In December, the annual Foundry Artists Holiday Sale was held in a former men’s clothing store in downtown Pawtucket. The sale, which still showcases the handiwork of many of the artists displaced from the Foundry complex a decade ago, had been held in Providence for 19 years.

Other new arrivals include Stone Soup, the venerable coffeehouse and folk music club which moved from Capital Center to Slater Mill last summer, and the Jewelry District’s Sandra Feinstein-Gamm Theatre, which recently agreed to anchor a performing arts center planned for downtown Pawtucket. […]

Beautiful buildings

Then there are artists like Eric Bright, a nationally recognized ceramist who rents a studio in a former mill building at Eagle Street and Kinsley Avenue, near Eagle Square.

A few months ago, Bright’s landlord put the building up for sale. But rather than packing up his potter’s wheel, Bright began looking for ways to buy the property.

”I don’t think people realize how beautiful these buildings really are,” he says as shafts of late afternoon sun pour through 8-foot windows and bounce off refinished oak floors. ”They may look deserted, but they’re actually home to a very vibrant community of artists. Frankly, I’d rather live here than on Benefit Street.”

As for Pawtucket, Bright says it’s nice place to visit, but he has no desire to call it home. […]

At the same time, Bright and other artists are concerned about what they see as a widening gap between Providence’s arts-friendly rhetoric and projects like the Eagle Square shopping plaza and the Charles Street Home Depot.
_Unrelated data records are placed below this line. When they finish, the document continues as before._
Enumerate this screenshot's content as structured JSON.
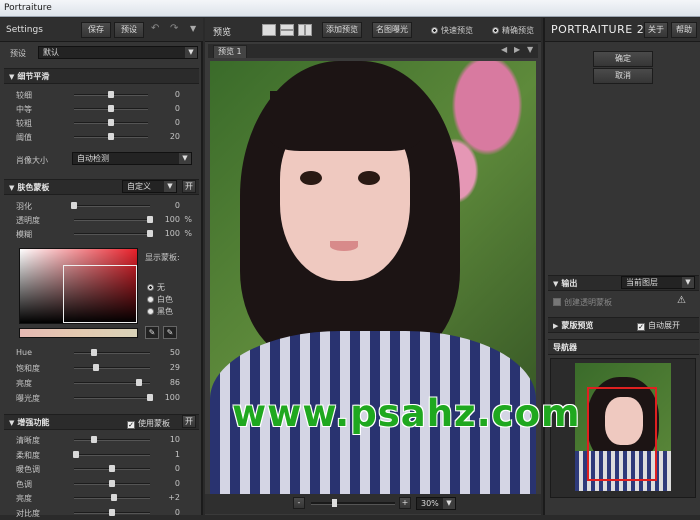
{
  "window": {
    "title": "Portraiture"
  },
  "left": {
    "settings_title": "Settings",
    "save_label": "保存",
    "preset_label": "预设",
    "undo_icon": "undo-icon",
    "redo_icon": "redo-icon",
    "preset_row_label": "预设",
    "preset_value": "默认",
    "detail_section": {
      "title": "细节平滑",
      "sliders": [
        {
          "label": "较细",
          "value": "0",
          "level": 0.5
        },
        {
          "label": "中等",
          "value": "0",
          "level": 0.5
        },
        {
          "label": "较粗",
          "value": "0",
          "level": 0.5
        },
        {
          "label": "阈值",
          "value": "20",
          "level": 0.5
        }
      ],
      "portrait_size_label": "肖像大小",
      "portrait_size_value": "自动检测"
    },
    "skin_section": {
      "title": "肤色蒙板",
      "mode_value": "自定义",
      "toggle_label": "开",
      "sliders": [
        {
          "label": "羽化",
          "value": "0",
          "unit": "",
          "level": 0.0
        },
        {
          "label": "透明度",
          "value": "100",
          "unit": "%",
          "level": 1.0
        },
        {
          "label": "模糊",
          "value": "100",
          "unit": "%",
          "level": 1.0
        }
      ],
      "display_mask_label": "显示蒙板:",
      "radio_options": [
        {
          "label": "无",
          "selected": true
        },
        {
          "label": "白色",
          "selected": false
        },
        {
          "label": "黑色",
          "selected": false
        }
      ],
      "hsl_sliders": [
        {
          "label": "Hue",
          "value": "50",
          "level": 0.26
        },
        {
          "label": "饱和度",
          "value": "29",
          "level": 0.29
        },
        {
          "label": "亮度",
          "value": "86",
          "level": 0.86
        },
        {
          "label": "曝光度",
          "value": "100",
          "level": 1.0
        }
      ]
    },
    "enhance_section": {
      "title": "增强功能",
      "use_mask_label": "使用蒙板",
      "use_mask_checked": true,
      "toggle_label": "开",
      "sliders": [
        {
          "label": "清晰度",
          "value": "10",
          "level": 0.26
        },
        {
          "label": "柔和度",
          "value": "1",
          "level": 0.02
        },
        {
          "label": "暖色调",
          "value": "0",
          "level": 0.5
        },
        {
          "label": "色调",
          "value": "0",
          "level": 0.5
        },
        {
          "label": "亮度",
          "value": "+2",
          "level": 0.53
        },
        {
          "label": "对比度",
          "value": "0",
          "level": 0.5
        }
      ]
    }
  },
  "center": {
    "preview_title": "预览",
    "add_preview_label": "添加预览",
    "zone_exposure_label": "名图曝光",
    "quick_preview_label": "快速预览",
    "precise_preview_label": "精确预览",
    "tab_label": "预览 1",
    "zoom_minus": "-",
    "zoom_plus": "+",
    "zoom_value": "30%",
    "zoom_level": 0.27
  },
  "right": {
    "brand_light": "PORTRAITURE",
    "brand_version": "2",
    "about_label": "关于",
    "help_label": "帮助",
    "ok_label": "确定",
    "cancel_label": "取消",
    "output_label": "输出",
    "output_value": "当前图层",
    "transparent_label": "创建透明蒙板",
    "mask_preview_label": "蒙版预览",
    "auto_expand_label": "自动展开",
    "navigator_label": "导航器"
  },
  "watermark": {
    "text": "www.psahz.com"
  },
  "colors": {
    "accent_red": "#e02020",
    "watermark_green": "#1fa81f"
  }
}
“On the one hand, they make the city sound like this great place with all these historic old buildings and a wonderful arts community,” he says. “Then they turn around and let developers knock down the buildings and throw out the artists. It doesn’t make any sense.”
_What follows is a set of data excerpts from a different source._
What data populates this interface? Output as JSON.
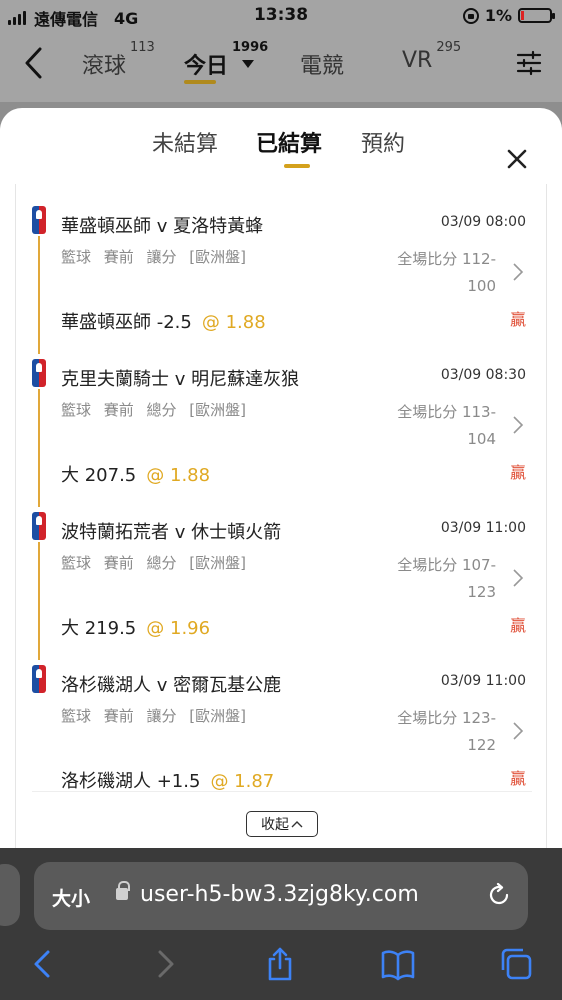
{
  "status": {
    "carrier": "遠傳電信",
    "network": "4G",
    "time": "13:38",
    "battery": "1%",
    "battery_level": 0.01
  },
  "nav": {
    "items": [
      {
        "label": "滾球",
        "count": "113"
      },
      {
        "label": "今日",
        "count": "1996"
      },
      {
        "label": "電競",
        "count": ""
      },
      {
        "label": "VR",
        "count": "295"
      }
    ]
  },
  "sheet": {
    "tabs": [
      "未結算",
      "已結算",
      "預約"
    ],
    "active_tab": "已結算"
  },
  "matches": [
    {
      "teams": "華盛頓巫師 v 夏洛特黃蜂",
      "date": "03/09 08:00",
      "meta": "籃球 賽前 讓分 [歐洲盤]",
      "score_label": "全場比分 112-",
      "score_tail": "100",
      "bet": "華盛頓巫師 -2.5",
      "odds": "@ 1.88",
      "result": "贏"
    },
    {
      "teams": "克里夫蘭騎士 v 明尼蘇達灰狼",
      "date": "03/09 08:30",
      "meta": "籃球 賽前 總分 [歐洲盤]",
      "score_label": "全場比分 113-",
      "score_tail": "104",
      "bet": "大 207.5",
      "odds": "@ 1.88",
      "result": "贏"
    },
    {
      "teams": "波特蘭拓荒者 v 休士頓火箭",
      "date": "03/09 11:00",
      "meta": "籃球 賽前 總分 [歐洲盤]",
      "score_label": "全場比分 107-",
      "score_tail": "123",
      "bet": "大 219.5",
      "odds": "@ 1.96",
      "result": "贏"
    },
    {
      "teams": "洛杉磯湖人 v 密爾瓦基公鹿",
      "date": "03/09 11:00",
      "meta": "籃球 賽前 讓分 [歐洲盤]",
      "score_label": "全場比分 123-",
      "score_tail": "122",
      "bet": "洛杉磯湖人 +1.5",
      "odds": "@ 1.87",
      "result": "贏"
    }
  ],
  "collapse_label": "收起",
  "browser": {
    "text_size_label": "大小",
    "url": "user-h5-bw3.3zjg8ky.com"
  },
  "colors": {
    "accent": "#d4a11c",
    "win": "#e0523a",
    "odds": "#e0a923"
  }
}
City officials say the’re working on the problem. But they also complain that artists often come to them as a last resort, after threats of rent hikes or eviction notices actually come true.

“The city is willing to work with any artist or arts group that has a problem,” says deputy city solicitor Patricia McLaughlin. “But we also find that artists aren’t always willing to involve us in what they’re doing. They have to be willing to work with us for us to help them.”

Signs of hope?

Ironically, the controversy over Eagle Square and an earlier squabble over the closing of the Safari Lounge, a popular hangout for artists and musicians on Eddy Street, may lead to a more constructive relationship between the city’s political and artistic communities.
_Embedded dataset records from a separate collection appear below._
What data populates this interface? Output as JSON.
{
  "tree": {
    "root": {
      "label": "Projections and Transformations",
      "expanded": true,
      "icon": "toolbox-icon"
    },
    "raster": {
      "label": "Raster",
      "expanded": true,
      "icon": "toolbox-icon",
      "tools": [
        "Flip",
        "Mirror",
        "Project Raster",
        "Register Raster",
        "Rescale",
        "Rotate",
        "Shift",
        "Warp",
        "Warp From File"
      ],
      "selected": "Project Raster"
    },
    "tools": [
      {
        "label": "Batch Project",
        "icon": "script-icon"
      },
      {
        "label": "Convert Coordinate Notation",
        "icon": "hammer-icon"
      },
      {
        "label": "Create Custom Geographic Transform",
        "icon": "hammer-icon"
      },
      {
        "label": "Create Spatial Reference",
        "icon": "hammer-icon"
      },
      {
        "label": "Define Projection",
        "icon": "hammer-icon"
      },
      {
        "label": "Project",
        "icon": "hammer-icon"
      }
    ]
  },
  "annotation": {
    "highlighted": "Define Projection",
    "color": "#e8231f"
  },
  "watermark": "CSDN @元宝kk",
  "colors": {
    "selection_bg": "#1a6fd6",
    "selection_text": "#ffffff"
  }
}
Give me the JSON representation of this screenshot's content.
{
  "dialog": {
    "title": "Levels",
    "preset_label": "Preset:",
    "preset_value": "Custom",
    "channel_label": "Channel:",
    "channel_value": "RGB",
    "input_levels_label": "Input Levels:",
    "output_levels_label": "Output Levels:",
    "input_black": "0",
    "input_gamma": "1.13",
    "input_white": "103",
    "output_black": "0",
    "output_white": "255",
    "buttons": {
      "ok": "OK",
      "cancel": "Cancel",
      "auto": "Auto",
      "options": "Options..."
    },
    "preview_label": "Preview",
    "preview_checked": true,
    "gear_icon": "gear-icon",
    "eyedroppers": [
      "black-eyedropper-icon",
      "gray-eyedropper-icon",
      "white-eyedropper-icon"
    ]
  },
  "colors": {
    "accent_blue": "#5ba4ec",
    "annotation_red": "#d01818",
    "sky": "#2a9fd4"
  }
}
City officials are already talking to Bright and several other artists who are interested in buying Bright’s building at 532 Kinsley Ave.

Meanwhile, a group of women artists is renovating a former public library branch in Olneyville Center. The six-member group, which calls itself the Hive Archive, hopes to turn the building into a local arts center, with live-in artists’ studios, a community darkroom and film center and performance and rehearsal spaces. (A.I.R: They now own and run The Wedding Cake House)

McLaughlin also hopes that a series of new legislative initiatives, including an easing of the state’s notoriously strict fire and safety codes, will help make renovating older buildings more attractive to landlords and developers.

That, in turn, could result in more work and living spaces for artists.

“Right now, to renovate and older building anywhere in Rhode Island, you have to bring it up to the same safety codes as a new building,” she says. “In many cases, especially when you’re dealing with some of these big industrial properties, it’s just not cost-effective.”

SICLEN, BILL VAN. “FORCED OUT - Artists are leaving Providence for cheaper digs out of town.” Providence Journal (RI), All ed., sec. Arts Week, 4 Feb. 2001, pp. E-01. NewsBank: America’s News, Accessed 29 June 2023.